An excluded indexed security is one where the amount payable to discharge the debt on redemption is calculated by applying the percentage change over the redemption period in the value of ‘chargeable assets’, or an index of those assets, to the amount for which the original security was issued.
The ‘excluded indexed security’ rules apply only to the holder of the instrument. See CFM82250 (SAIM20000) onwards for the Loan Relationships rules applicable to companies that issue and hold such securities.
The percentage change
The percentage change is the full percentage change in the value of the chargeable assets, or of any index of the value of such assets, over the redemption period. The percentage change is to be applied to the full issue price - that is without issue costs having been deducted.
The terms of the security may provide for the investor to get back a percentage of his or her original stake money, even if the value of the relevant chargeable assets plummets. This will not prevent it being an excluded indexed security provided the specified percentage is not more than 10% of the issue price. It should be noted this does not mean investors can invest £100 and get a minimum of £110 back; it means they can invest £100 and get not more than £10 back, losing the other £90 of their original capital. Unless they can lose at least 90% of the amount invested it is not an excluded indexed security, and will be a deeply discounted security.
Some products provide that the investor’s principal will be fully at risk if an index such as the FTSE 100 falls below a specified threshold. Provided that there is a realistic prospect of such an event occurring, such products will be regarded as having capital protection of 10% or less in determining whether or not they are excluded indexed securities.

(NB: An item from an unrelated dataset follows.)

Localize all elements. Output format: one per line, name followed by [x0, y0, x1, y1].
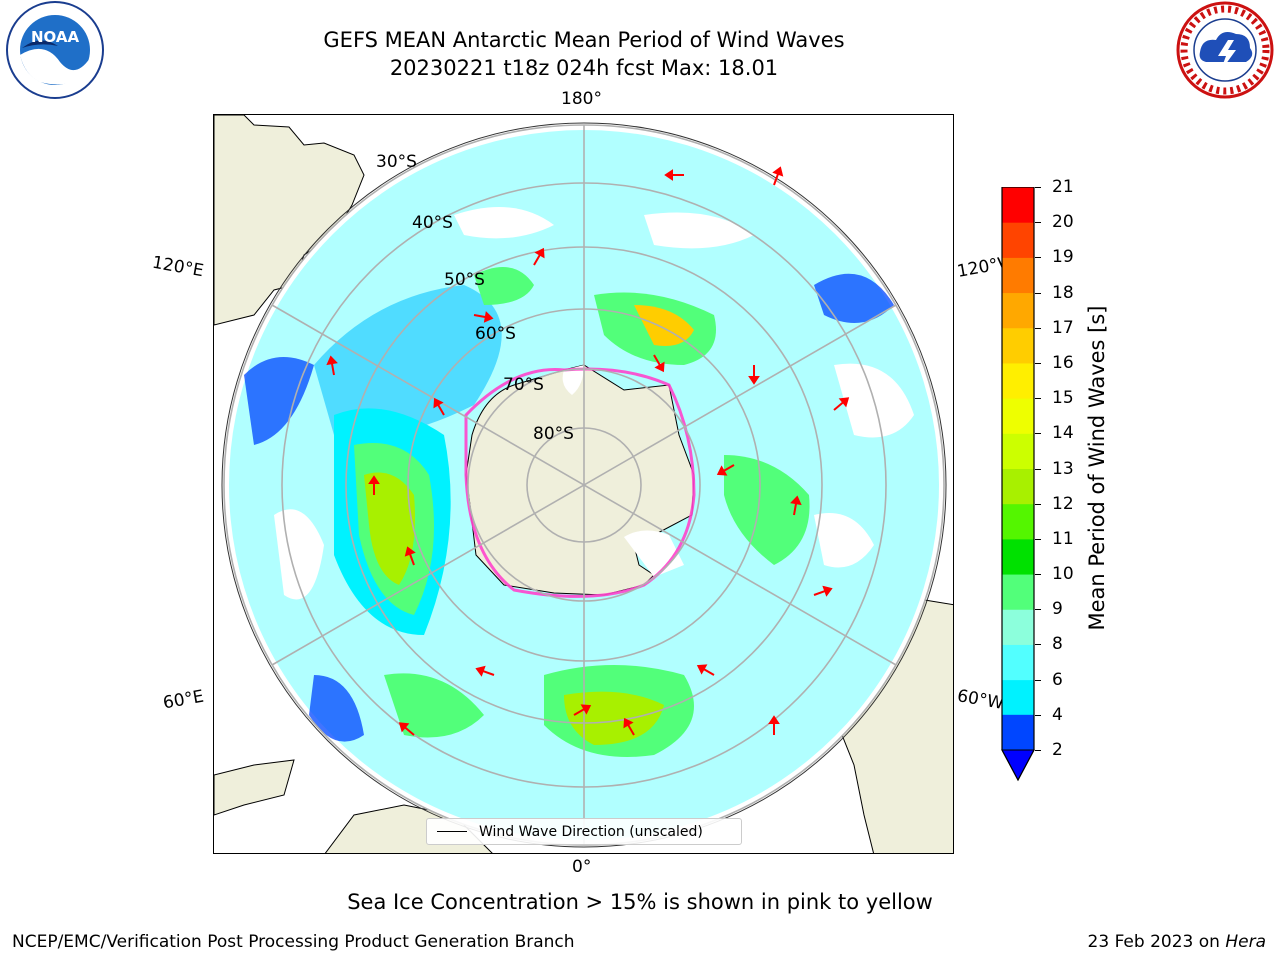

Some products are structured so that the security issued to the investor is linked to the value of shares in a special purpose vehicle, warrants or other instruments. HMRC’s view is that the effect of any instruments linked to the security must be taken into account in determining whether or not the terms under which that security is issued includes a provision that provides capital protection.
The redemption period
This is the period between the date of issue and the date of redemption. The rules allow slightly different dates to be used where there are difficulties in obtaining valuations on the issue or redemption dates, and for no other reason.